2. Know the ‘active ingredient’ in your child’s medicine.
3. Give the right medicine, in the right amount, to your child.
4. Talk to your doctor, pharmacist, or nurse to find out what mixes well and what doesn’t.
5. Use the dosing tool that comes with the medicine, such as a dropper or a dosing cup.
6. Know the difference between a tablespoon and a teaspoon.
7. Know your child’s weight.
8. Prevent a poison emergency by always using a child-resistant cap.
9. Store all medicines in a safe place.
10. Check the medicine three times.
If you have questions about dosage delivery devices or how to measure liquid OTC medicines, please contact a physician, pharmacist, or other healthcare professional.

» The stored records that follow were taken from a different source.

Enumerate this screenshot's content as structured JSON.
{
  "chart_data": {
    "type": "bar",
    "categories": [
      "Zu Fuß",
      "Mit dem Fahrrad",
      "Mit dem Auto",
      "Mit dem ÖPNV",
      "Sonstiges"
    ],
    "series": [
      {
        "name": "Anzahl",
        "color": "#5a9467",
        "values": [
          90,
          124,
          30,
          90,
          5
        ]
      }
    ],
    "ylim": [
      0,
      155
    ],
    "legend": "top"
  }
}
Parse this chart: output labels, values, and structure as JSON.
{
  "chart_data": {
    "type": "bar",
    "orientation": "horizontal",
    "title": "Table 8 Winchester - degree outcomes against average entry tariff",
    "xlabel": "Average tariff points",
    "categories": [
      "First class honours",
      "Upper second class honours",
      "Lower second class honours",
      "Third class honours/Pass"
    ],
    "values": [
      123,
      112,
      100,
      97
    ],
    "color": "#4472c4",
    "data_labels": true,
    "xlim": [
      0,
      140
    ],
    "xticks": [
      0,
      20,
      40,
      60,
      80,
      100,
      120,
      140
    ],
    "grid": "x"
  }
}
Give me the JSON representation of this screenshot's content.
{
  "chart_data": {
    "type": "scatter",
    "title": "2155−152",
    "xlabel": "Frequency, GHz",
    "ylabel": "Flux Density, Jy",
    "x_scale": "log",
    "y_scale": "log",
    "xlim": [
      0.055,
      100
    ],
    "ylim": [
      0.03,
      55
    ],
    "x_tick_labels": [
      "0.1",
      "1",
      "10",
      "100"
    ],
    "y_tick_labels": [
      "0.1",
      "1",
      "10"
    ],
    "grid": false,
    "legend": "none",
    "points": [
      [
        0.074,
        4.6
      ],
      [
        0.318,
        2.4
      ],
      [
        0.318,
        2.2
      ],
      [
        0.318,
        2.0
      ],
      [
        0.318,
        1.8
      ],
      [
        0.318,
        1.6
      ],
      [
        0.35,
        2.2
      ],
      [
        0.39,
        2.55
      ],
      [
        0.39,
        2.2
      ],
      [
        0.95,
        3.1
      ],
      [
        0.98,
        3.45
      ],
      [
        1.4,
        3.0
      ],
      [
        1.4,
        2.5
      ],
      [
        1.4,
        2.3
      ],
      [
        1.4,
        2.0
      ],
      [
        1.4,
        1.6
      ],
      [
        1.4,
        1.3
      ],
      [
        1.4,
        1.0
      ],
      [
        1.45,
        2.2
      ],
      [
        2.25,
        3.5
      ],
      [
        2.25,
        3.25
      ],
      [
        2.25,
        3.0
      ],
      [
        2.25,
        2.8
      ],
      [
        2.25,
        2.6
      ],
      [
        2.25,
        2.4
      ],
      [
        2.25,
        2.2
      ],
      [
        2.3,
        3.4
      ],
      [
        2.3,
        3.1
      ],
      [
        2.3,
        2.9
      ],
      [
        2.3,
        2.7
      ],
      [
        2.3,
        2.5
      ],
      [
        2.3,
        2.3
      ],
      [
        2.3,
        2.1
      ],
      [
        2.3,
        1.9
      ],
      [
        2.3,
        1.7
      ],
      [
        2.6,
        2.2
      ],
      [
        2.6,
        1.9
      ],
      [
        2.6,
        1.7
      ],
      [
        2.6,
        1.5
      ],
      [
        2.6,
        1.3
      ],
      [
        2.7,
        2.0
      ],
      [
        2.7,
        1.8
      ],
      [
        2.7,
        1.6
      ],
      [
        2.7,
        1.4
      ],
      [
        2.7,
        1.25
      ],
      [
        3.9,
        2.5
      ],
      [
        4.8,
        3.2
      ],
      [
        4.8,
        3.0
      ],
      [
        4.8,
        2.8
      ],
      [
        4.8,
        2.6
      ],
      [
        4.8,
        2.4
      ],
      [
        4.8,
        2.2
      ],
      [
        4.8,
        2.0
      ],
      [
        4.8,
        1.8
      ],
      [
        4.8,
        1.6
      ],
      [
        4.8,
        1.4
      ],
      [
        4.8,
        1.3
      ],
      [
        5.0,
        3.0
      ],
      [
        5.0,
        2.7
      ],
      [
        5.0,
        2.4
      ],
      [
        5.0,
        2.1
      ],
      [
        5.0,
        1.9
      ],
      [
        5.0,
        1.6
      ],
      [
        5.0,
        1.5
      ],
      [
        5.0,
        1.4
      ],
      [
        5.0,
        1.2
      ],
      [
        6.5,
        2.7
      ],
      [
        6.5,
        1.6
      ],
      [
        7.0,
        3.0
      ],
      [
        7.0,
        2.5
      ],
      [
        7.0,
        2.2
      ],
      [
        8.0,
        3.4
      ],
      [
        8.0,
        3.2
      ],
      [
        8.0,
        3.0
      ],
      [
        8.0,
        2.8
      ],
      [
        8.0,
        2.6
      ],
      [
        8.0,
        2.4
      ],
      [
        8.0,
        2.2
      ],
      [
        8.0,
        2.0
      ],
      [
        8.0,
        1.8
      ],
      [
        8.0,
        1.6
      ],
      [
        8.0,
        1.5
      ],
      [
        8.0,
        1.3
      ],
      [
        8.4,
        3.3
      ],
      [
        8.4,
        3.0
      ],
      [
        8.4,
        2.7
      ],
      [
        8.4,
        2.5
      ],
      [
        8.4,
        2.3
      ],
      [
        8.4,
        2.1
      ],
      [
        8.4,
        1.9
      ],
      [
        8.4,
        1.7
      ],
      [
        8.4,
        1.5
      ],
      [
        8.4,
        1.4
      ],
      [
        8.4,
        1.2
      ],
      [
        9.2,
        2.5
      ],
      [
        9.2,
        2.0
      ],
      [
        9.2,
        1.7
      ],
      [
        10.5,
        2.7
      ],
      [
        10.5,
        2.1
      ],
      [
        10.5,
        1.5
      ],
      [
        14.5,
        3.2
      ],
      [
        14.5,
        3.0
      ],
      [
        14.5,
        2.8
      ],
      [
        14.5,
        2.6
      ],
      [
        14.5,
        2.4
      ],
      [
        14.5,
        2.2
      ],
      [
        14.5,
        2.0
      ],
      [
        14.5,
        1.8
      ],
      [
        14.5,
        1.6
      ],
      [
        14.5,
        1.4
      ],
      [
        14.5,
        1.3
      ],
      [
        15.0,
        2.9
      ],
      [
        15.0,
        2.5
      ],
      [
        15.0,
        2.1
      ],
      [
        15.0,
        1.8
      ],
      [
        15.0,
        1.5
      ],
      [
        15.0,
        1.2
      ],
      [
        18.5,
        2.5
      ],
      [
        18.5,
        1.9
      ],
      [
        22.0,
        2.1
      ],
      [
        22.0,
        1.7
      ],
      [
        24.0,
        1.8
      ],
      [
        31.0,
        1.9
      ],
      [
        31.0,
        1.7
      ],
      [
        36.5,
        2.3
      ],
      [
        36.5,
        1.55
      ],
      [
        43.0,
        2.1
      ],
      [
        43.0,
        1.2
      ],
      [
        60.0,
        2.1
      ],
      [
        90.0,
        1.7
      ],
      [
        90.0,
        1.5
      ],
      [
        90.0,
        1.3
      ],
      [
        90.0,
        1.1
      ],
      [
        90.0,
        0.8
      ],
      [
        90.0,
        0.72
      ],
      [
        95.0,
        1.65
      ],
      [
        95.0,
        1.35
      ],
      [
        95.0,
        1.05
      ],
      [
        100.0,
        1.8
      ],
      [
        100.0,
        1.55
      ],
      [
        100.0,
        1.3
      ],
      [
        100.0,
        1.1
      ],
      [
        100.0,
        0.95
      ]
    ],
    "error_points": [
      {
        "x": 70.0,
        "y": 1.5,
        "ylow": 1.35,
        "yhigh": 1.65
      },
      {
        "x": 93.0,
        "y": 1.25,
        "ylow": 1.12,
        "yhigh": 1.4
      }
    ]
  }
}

FDA Provides Guidance for Dispensing Devices and Drugmakers Remove OTC Infant Acetaminophen Drops
The U.S. Food and Drug Administration (FDA) released final recommendations to drugmakers and distributors describing standards for dosage delivery devices such as droppers and dosage cups. These standards will help promote ease-of-use and minimize the risk of unintentional overdose from over-the-counter (OTC) liquid drug products, such as liquid pain relievers, cold medicine, cough syrups, and digestion aids.
Several drugmakers have also announced they will discontinue over-the-counter (OTC) infant drops of medicines containing acetaminophen in an effort to avoid confusion that can lead to dangerous overdoses. Acetaminophen is a key ingredient in Tylenol, Nyquil, and many other OTC medicines sold to combat pain and fever.
Right now, the infant formulations on store shelves contain half of the amount of acetaminophen that is found in regular children’s formula. Parents can accidentally give infants too much of the ingredient if they do not read the instructions carefully or use the dropper with a different formulation of the drug.
The phase out is expected to begin later this year. At that time, the OTC makers will only sell a single concentration for all children under the age of 12, which will contain 160 milligrams per 5 milliliters.